Great big scaredy-gamer

Fatal Frame and Silent Hill series for me. I love them but good lord they make me jump. My teenagers were making fun of me about Fatal Frame until I had them sit with me and play… in the dark. No more making fun of dad after that.

The Ocean Manor section of Vampire: the Masquerade Bloodlines made me jump a lot the first time I played through that.

Tension through the roof. Nothing before or since has replicated what I felt playing Thief (and Thief 2). Many play sessions lasting multiple hours, quitting only because the relentless intensity was too much. I’ve felt fear while playing other games, but it was never quite so delicious.

When System Shock 2 came out, I played the demo, but was too scared to even finish that, so I didn’t buy it back then, which I came to regret when its reputation kept on growing, so I eventually picked up a used copy somewhere. Still too scared to actually finish it, though.

Was surprised it took until page 2 for someone to mention the Ocean House Hotel from Bloodlines. The only way I managed to get through that the first time was by turning down the volume, putting on some upbeat music and play it daylight.

In Half-Life, headcrabs in air vents and zombies breaking through wood panelling also made me jump every time and some of its single player mods were even worse.

And while reading about games like Amnesia intrigues me, I know that I’d never be able to play it and thus have refrained from getting it so far. I just don’t buy straight horror games anymore, which always makes me a little sad when one gets great reviews. :-/

It’s not just games, though. I don’t read horror stories or watch horror films either, although, strangely, I sometimes enjoy reading the summaries of horror films on Wikipedia…

Same, EVE is the only game which caused physical symptoms; racing heart beat, fighting through panic paralysis to try and control my ship. I don’t think any other game has ever given me such strong physical symptoms.

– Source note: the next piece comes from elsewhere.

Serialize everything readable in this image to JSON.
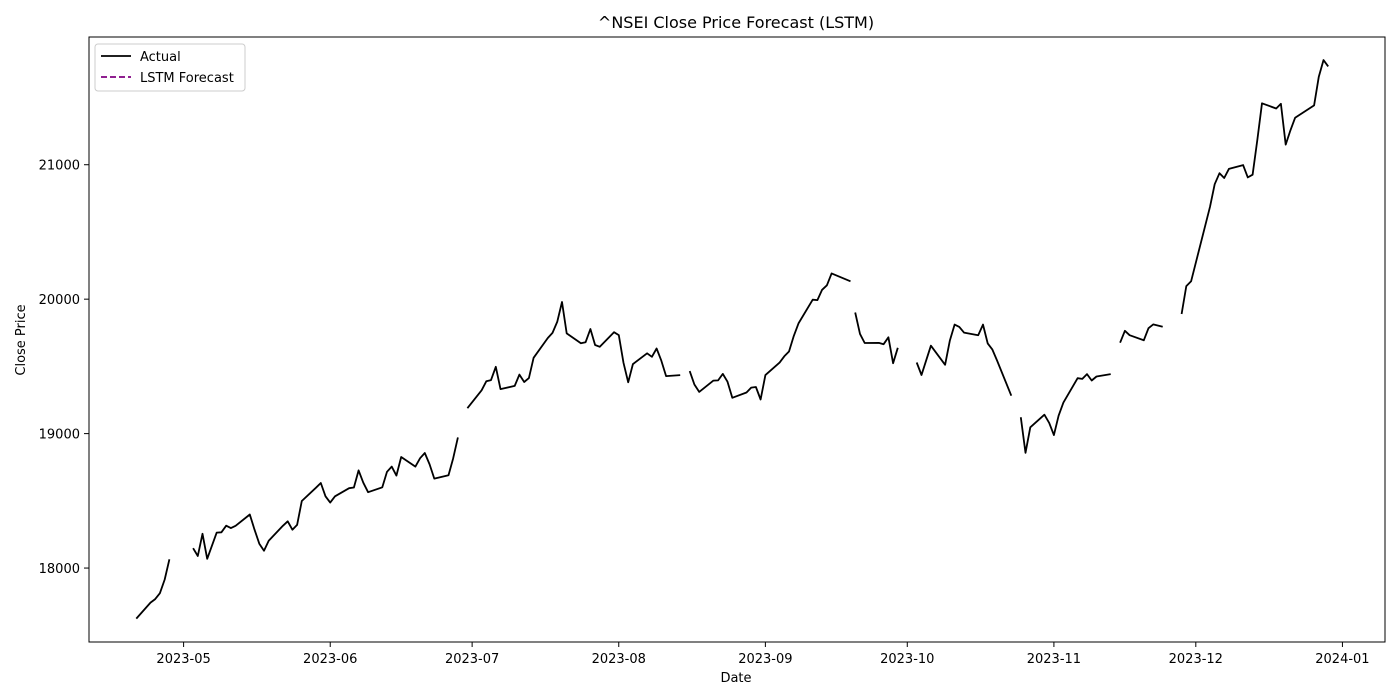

I think games with PVP and stakes - in-game stakes or, eg, a long running series of 1v1 RTS matches against a friendly rival - tend to really cause me to “zone into” the experience, generally with a very fast pulse and adrenaline and so on. It isn’t the same as the whole “scary game” physical condition - except maybe, eg, when fleeing from death in a stakes-based MMO - but it’s similarly hyper-immersive and innervating.

System Shock 2.

Near that last door in the ‘tutorial’ area (before the first enemy), that ghost almost made me quit the game, but I forced myself to continue. Opened the door and the zombie monster thing came running at me while shouting “I’m sorry” (or was it “Run away!”?). I cried.

I did finish the game in co-op years later, though.

Is that the ghost/poltergeist mission? Yeah that was pretty scary.

I really, really didn’t understand why they put co-op in this game. Nothing removes fear like someone else on your side of the monitor.

There was a small moment in Unreal that scared me. The first encounter with the Skaarj in the hallway when the lights slowly go out. You sit in complete darkness and then… the attack happens.